The UVA chapter of the fraternity, Delta Tau Delta, has been removed from grounds after a series of incidents prompted an investigation.

Members of Delta Tau Delta are no longer allowed to display Greek letters on their house. They will not be returning to fraternity parties and chapter meetings this year. After the fraternity's own national headquarters found they were not in compliance with risk management requirements, their charter was revoked, forcing them to be pulled from campus.

"When they don't have a charter and they're not in a relationship with their national headquarters, the IFC does not sponsor them and when they're not sponsored by the IFC, the University does not recognize them," the Director of Fraternity and Sorority Life, Aaron Laushway said.

According to Laushway, those risk management violations include everything from hazing incidents to the use and abuse of alcohol, These are rules and regulations that all fraternities are briefed about.

"Obviously it's illegal, and the IFC doesn't condone it in any way, shape, or form, so we abide by that," said Andrew Siegel, member of a different fraternity.

One specific hazing incident this past spring is said to have prompted the internal investigation and after the governing body voted to suspend the charter, the chapter was offered a chance to make their case.

"The students then had a process in which they could participate to argue their case, and they chose not to do that and so the charter has been suspended," Laushway continued.

The UVA chapter has already been pulled from the national headquarters' website and members of other Greek organizations are learning from this group's mistakes.

"We've definitely had talks about that, because as I said, we want to stay around. We're not trying to last for one more semester, we want to last for another hundred years," Siegel continued.

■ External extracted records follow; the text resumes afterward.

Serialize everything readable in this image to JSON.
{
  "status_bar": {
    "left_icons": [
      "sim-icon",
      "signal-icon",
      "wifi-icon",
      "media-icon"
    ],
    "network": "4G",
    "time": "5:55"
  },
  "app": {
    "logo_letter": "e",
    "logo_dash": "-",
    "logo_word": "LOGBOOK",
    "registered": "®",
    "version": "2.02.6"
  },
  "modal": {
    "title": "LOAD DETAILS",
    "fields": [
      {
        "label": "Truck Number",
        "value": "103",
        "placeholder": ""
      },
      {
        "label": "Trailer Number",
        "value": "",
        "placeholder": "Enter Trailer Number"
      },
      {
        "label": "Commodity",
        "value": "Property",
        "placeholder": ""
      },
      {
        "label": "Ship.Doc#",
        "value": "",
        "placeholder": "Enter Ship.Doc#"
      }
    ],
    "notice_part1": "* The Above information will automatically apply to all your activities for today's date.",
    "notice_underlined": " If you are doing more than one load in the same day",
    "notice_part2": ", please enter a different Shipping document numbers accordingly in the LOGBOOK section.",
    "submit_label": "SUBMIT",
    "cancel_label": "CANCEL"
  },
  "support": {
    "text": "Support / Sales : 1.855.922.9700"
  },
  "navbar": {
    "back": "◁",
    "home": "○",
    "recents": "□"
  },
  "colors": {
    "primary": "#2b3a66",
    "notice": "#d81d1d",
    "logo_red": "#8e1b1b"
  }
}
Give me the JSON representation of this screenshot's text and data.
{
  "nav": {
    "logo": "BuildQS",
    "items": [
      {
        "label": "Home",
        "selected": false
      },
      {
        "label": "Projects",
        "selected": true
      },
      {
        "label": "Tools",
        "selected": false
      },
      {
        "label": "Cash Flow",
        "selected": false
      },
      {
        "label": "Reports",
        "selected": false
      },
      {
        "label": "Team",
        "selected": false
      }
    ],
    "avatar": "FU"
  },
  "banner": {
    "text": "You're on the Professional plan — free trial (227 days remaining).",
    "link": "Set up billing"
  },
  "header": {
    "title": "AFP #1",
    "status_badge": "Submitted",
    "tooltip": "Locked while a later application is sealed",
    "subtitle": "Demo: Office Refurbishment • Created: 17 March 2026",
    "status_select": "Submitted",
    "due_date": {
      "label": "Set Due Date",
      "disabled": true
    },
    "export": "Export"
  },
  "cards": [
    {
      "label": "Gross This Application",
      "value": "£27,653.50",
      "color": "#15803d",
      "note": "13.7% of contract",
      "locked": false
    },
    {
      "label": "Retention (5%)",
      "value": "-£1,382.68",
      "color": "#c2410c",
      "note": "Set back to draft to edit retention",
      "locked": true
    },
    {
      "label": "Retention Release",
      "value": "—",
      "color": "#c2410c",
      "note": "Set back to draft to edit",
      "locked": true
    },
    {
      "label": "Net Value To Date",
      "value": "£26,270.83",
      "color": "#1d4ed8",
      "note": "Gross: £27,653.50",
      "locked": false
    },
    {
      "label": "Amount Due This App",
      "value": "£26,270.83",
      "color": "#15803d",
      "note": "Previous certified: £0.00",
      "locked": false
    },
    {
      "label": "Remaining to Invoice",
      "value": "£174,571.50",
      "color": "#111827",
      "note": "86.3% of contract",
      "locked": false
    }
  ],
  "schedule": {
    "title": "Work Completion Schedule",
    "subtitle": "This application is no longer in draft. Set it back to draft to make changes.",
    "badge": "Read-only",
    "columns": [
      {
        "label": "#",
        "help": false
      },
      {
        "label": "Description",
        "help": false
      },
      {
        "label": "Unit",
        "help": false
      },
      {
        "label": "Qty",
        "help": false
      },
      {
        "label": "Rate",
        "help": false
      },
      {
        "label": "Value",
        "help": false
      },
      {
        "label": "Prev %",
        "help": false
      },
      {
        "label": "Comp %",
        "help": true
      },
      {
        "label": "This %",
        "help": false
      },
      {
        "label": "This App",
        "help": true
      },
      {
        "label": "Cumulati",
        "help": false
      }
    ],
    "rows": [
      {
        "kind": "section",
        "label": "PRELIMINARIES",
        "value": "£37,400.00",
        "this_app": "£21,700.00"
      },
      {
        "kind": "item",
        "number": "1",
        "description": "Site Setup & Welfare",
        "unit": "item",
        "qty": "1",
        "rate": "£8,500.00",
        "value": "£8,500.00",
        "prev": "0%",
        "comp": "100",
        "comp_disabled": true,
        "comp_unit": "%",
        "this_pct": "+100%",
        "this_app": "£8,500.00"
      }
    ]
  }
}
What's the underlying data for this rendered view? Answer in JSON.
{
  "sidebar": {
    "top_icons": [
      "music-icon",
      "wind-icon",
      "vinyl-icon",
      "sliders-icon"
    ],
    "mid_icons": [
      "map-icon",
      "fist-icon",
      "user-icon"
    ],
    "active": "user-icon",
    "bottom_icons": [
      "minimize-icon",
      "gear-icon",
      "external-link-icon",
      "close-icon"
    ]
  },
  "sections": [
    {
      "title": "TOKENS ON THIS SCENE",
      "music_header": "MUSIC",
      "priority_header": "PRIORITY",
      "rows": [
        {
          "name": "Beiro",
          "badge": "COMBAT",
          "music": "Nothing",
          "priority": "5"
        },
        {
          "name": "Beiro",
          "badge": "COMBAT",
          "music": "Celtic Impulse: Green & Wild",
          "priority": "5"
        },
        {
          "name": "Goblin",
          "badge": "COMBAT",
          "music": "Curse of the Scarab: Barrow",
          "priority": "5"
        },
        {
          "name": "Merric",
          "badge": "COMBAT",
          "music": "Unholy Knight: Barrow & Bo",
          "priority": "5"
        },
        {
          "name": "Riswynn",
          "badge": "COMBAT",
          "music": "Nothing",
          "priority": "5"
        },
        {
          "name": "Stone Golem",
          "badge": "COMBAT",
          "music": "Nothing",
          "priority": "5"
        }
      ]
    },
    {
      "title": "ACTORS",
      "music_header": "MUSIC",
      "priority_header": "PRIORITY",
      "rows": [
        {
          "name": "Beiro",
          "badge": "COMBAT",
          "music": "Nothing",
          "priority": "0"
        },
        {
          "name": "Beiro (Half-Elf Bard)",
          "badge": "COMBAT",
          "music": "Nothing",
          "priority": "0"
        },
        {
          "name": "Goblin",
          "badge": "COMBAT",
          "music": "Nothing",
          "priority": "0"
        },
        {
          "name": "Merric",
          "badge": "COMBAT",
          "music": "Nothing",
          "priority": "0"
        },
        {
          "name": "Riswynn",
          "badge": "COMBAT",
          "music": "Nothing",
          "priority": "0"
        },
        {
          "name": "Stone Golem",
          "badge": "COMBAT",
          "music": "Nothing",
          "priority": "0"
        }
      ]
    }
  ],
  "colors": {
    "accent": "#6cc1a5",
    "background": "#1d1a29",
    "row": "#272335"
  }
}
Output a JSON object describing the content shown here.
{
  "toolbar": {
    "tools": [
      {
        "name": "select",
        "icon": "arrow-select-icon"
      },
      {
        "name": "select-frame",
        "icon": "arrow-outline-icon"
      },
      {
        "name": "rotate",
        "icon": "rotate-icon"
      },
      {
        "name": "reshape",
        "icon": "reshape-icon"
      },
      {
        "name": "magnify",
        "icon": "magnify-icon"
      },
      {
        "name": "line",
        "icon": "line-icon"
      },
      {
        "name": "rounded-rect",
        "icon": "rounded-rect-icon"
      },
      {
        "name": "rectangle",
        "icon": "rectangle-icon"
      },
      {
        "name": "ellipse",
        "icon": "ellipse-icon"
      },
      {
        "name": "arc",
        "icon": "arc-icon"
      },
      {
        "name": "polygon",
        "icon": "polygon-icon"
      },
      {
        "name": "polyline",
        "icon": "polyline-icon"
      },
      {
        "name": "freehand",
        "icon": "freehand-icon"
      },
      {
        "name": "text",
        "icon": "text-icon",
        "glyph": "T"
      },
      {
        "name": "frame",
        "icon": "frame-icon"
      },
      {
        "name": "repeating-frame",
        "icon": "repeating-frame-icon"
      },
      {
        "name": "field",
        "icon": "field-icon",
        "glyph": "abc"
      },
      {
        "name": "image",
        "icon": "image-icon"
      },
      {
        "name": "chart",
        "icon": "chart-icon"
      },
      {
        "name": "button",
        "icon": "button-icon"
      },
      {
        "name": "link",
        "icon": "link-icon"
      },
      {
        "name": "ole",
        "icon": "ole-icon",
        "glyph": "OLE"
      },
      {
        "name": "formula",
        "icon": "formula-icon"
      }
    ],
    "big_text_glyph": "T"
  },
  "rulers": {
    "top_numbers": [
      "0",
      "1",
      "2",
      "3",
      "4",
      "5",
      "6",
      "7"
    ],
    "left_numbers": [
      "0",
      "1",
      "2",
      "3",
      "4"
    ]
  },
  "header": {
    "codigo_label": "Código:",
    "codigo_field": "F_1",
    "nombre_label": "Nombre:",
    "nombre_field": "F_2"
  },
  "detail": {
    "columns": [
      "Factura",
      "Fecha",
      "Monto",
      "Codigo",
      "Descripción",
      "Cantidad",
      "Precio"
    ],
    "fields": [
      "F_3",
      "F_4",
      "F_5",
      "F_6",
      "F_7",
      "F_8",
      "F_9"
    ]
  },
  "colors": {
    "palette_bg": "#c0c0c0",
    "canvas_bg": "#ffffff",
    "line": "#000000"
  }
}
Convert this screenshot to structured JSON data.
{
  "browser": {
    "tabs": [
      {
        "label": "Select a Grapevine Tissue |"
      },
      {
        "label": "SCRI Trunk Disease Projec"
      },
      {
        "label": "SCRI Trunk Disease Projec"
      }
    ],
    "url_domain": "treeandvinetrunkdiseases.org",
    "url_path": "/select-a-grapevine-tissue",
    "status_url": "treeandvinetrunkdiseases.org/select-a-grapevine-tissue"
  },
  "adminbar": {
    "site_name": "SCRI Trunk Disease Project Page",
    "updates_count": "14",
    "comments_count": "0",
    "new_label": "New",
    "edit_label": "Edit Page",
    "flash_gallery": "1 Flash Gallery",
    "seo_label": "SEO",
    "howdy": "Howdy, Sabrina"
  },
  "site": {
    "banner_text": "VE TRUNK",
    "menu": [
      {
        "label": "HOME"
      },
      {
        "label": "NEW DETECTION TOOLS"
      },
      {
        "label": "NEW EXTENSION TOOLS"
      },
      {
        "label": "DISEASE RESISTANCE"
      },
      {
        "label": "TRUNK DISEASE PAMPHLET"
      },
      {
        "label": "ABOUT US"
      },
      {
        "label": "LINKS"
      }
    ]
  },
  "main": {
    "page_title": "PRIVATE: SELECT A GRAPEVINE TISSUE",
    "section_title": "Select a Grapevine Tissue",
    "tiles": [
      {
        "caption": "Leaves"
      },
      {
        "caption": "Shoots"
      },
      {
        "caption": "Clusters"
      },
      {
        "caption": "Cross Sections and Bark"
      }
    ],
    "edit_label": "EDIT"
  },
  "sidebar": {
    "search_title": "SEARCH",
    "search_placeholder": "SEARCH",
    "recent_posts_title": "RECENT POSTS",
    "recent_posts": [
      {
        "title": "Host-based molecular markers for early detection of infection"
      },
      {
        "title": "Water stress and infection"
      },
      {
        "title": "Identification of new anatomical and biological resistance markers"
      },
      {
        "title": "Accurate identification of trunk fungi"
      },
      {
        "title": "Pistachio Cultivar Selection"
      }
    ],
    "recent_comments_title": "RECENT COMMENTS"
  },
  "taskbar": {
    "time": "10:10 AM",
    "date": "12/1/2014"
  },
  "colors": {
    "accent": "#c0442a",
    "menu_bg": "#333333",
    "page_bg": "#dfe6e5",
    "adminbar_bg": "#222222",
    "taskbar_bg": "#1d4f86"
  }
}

As far as what's to be done with the house, it is not affiliated with the University. It is owned by an alumni house corporation and the fraternity's national headquarters will decide what to do with it. Until then, members already with a lease at the house are allowed to live there.

The Director of Fraternity and Sorority Life said he has not had any contact with any member of DTD since early spring. When the former members were contacted by reporters, they said that if and when they had prepared a statement for the media, they would let all media know.

The Director of Fraternity and Sorority Life also said the fraternity plans to reinstate their charter and hopes to be back on campus by spring 2009.